Ils devront répondre d’accusations fédérales graves, notamment de complot en vue de fournir un soutien matériel à une entreprise terroriste, de complot pour utiliser des armes de destruction massive, et de complot visant à tuer ou enlever des personnes à l’étranger. Ces qualifications pénales confèrent au procès une dimension qui dépasse le cadre d’un simple fait divers criminel, le hissant au rang d’affaire de sécurité nationale et de terrorisme transnational.

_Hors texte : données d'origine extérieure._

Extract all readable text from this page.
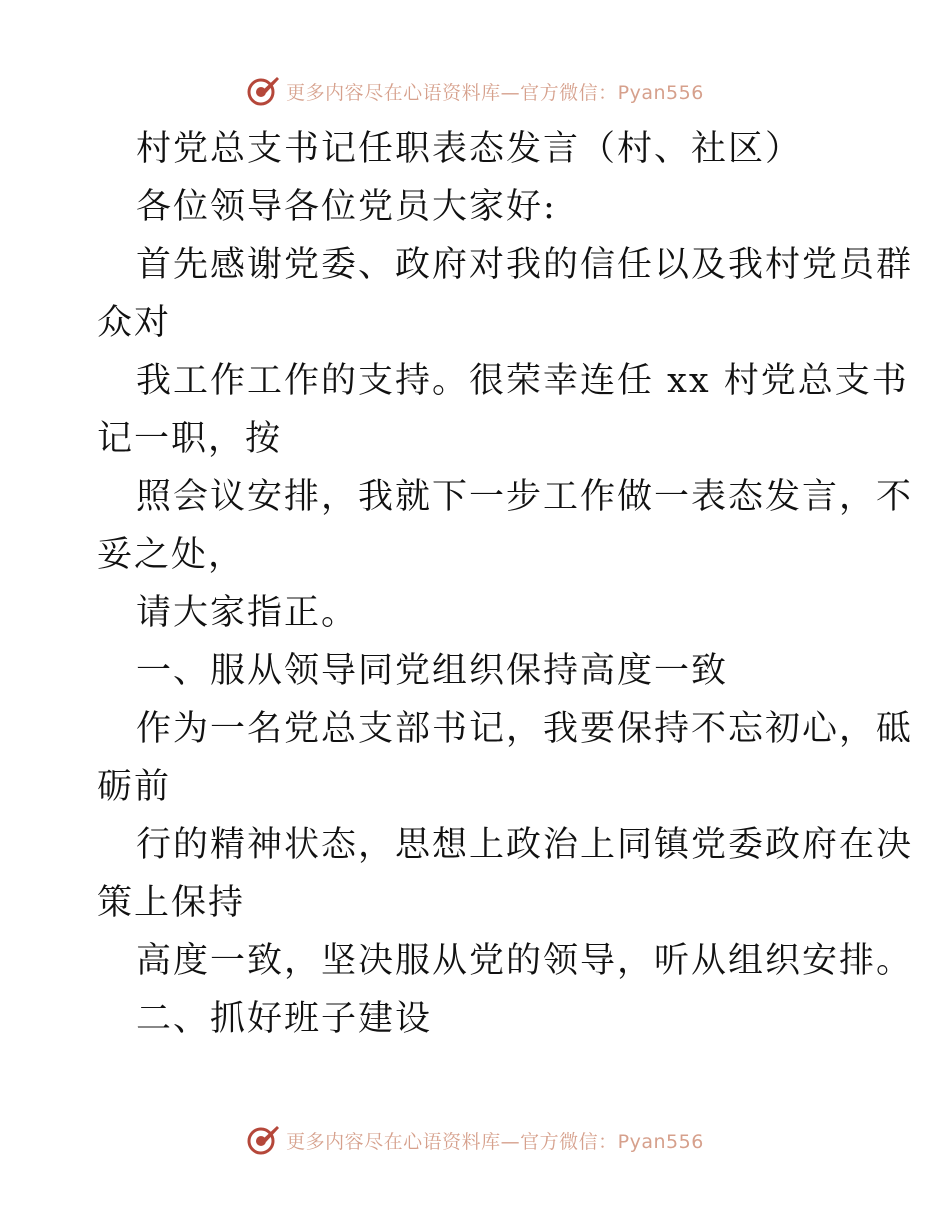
更多内容尽在心语资料库—官方微信：Pyan556
村党总支书记任职表态发言（村、社区）
各位领导各位党员大家好:
首先感谢党委、政府对我的信任以及我村党员群
众对
我工作工作的支持。很荣幸连任 xx 村党总支书
记一职，按
照会议安排，我就下一步工作做一表态发言，不
妥之处，
请大家指正。
一、服从领导同党组织保持高度一致
作为一名党总支部书记，我要保持不忘初心，砥
砺前
行的精神状态，思想上政治上同镇党委政府在决
策上保持
高度一致，坚决服从党的领导，听从组织安排。
二、抓好班子建设
更多内容尽在心语资料库—官方微信：Pyan556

Une attaque symbolique mais révélatrice

Dans la nuit du 19 mai 2024, un commando d’une vingtaine d’hommes armés, arborant le drapeau du Zaïre, avait attaqué successivement l’hôtel Pullman (où le président Félix Tshisekedi était attendu), la résidence du vice-Premier ministre Vital Kamerhe, et brièvement investi le Palais de la Nation. L’assaut, revendiqué sur les réseaux sociaux par des membres de la diaspora, avait fait trois morts (deux policiers et un assaillant) avant d’être neutralisé par l’armée congolaise.

Le chef présumé du commando, Christian Malanga Musumari (41 ans), ancien militaire et homme d’affaires américano-congolais, fondateur du mouvement « Nouveau Zaïre », avait été tué lors des affrontements. Son parcours politique et ses connexions avec d’anciens rebelles avaient alimenté les interrogations sur les motivations et d’éventuels soutiens plus larges – des questions qui, en l’absence du principal accusé, pourraient rester en partie sans réponse.

Un double enjeu de justice et de souveraineté

Ce procès américain revêt une importance stratégique à plusieurs niveaux :

  1. Pour les États-Unis : Il s’agit d’affirmer leur juridiction sur leurs ressortissants impliqués dans des activités terroristes à l’étranger et d’envoyer un message dissuasif. Le sérieux des charges vise à éviter toute perception de clémence.
  2. Pour la RDC : La coopération active du FBI valide la version des autorités congolaises sur la gravité des événements. Elle permet à Kinshasa de présenter l’issue judiciaire comme le fruit d’un partenariat d’égal à égal avec une grande puissance, renforçant sa crédibilité dans la lutte contre les menaces à sa stabilité.
  3. Pour la mémoire des faits : Le procès fédéral, réputé pour son formalisme et son exigence probatoire, devrait établir une version judiciairement certifiée des événements, contrant les récits alternatifs ou les théories du complot.

Une étape, mais pas la fin de l’enquête ?

Si le procès de mars se concentrera sur les actions matérielles des accusés, il ne clôturera pas nécessairement toutes les zones d’ombre. Les questions persistantes sur le financement, le recrutement et les éventuels complicités internes ou externes au sein de l’appareil d’État congolais pourraient continuer à alimenter les spéculations. La justice militaire congolaise, de son côté, a déjà rendu ses verdicts pour les autres co-accusés.

La présence du FBI à Kinshasa, quelques semaines seulement avant l’ouverture des débats, démontre que ce dossier reste une priorité de coopération. Elle sonne aussi comme un avertissement : l’image d’une normalité retrouvée pour les principaux suspects n’était qu’une illusion d’optique. Le chemin menant à la salle d’audience du tribunal fédéral de l’Utah est désormais ouvert.